A realidade aumentada é a tecnologia que amplifica a perceção dos nossos sentidos, sobrepondo camadas virtuais de informação (texto, imagens, música, objetos tridimensionais) sobre o mundo real. É uma tecnologia capaz de provocar experiências mais profundas, sendo portanto capaz de influenciar os nossos sentimentos e emoções, assim como o nosso comportamento e conduta.

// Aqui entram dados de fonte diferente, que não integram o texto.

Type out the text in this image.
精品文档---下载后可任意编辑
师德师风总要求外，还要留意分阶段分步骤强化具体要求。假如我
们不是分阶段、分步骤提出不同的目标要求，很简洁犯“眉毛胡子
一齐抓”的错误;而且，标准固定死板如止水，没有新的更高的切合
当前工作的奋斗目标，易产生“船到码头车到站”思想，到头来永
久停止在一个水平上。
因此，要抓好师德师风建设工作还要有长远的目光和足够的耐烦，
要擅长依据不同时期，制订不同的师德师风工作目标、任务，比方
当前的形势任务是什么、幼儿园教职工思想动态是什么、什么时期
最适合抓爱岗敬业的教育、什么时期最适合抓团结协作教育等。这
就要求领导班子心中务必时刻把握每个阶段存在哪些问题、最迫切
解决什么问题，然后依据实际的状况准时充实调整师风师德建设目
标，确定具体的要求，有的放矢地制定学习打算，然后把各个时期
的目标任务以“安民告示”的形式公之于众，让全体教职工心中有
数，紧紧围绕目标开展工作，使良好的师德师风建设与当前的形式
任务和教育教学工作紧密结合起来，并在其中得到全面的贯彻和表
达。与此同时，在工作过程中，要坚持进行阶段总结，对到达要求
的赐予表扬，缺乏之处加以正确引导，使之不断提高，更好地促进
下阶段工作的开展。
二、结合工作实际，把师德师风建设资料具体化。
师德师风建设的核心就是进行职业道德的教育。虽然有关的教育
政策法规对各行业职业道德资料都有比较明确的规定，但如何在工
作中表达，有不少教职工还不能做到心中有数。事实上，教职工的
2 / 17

O projeto Magic Book da Universidade de Canterbury (Nova Zelândia) é provavelmente um dos mais conhecidos do mundo. Foi lançado em 2002, com o selo do HIT Lab NZ (Human Interface Technology Laboratory New Zealand) para fomentar o gosto pela leitura entre as crianças. Para tal, recorreram aos livros aumentados, capazes de dar vida em 3D à informação impressa no suporte físico. Ofereciam assim uma multitude de experiências divertidas e uma forma fácil – e eficaz – de reter a informação aprendida.

Curiosamente, estes livros também permitiam que várias crianças pudessem ler o mesmo em simultâneo, envolvendo-se no cenário como uma das personagens, mais concretamente no visor dos colegas. Já imaginou aprender assim a lista dos reis godos? A complexidade do sistema solar? Ou o funcionamento dos vulcões? Sem dúvida, trata-se de uma abordagem muito interessante, em especial para todos os estudantes que trocaram o livro pela consola de jogos.

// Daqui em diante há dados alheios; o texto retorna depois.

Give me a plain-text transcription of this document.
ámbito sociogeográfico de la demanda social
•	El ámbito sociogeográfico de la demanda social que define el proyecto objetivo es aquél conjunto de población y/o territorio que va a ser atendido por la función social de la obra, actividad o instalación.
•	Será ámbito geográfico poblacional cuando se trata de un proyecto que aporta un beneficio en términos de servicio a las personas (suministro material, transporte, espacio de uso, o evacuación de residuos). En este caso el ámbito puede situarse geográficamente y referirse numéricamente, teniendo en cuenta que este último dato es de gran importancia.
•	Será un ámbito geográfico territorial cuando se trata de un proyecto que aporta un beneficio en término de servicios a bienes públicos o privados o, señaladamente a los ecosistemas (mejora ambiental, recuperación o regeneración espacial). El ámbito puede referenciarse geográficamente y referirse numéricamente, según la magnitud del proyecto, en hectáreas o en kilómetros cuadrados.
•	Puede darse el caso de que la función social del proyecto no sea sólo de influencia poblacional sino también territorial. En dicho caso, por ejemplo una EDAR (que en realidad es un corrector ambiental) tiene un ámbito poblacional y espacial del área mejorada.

A realidade aumentada chega igualmente com propostas interessantes para aumentar a eficiência no contexto empresarial. Na Jaguar-Land Rover, por exemplo, transformou o processo de conceção de carros, aumentando de tal modo a sua eficiência que, hoje em dia, é uma ferramenta imprescindível para os seus engenheiros. A companhia confirmou também a adoção do 360 Virtual Urban Windscreen, um sistema revolucionário capaz de tornar transparentes determinadas partes de um veículo. Fá-lo em função da circulação, para melhorar a visibilidade do condutor. Na opinião dos quadros diretivos da companhia, encontramo-nos perante uma tecnologia fundamental para o futuro da condução.

Tudo isto explica a suas ambiciosas previsões de crescimento, uma vez que se espera que esta tecnologia venha a mover 150.000 milhões de dólares em 2020, em comparação com os 5.000 milhões que se preveem para 2016, ano do seu arranque definitivo.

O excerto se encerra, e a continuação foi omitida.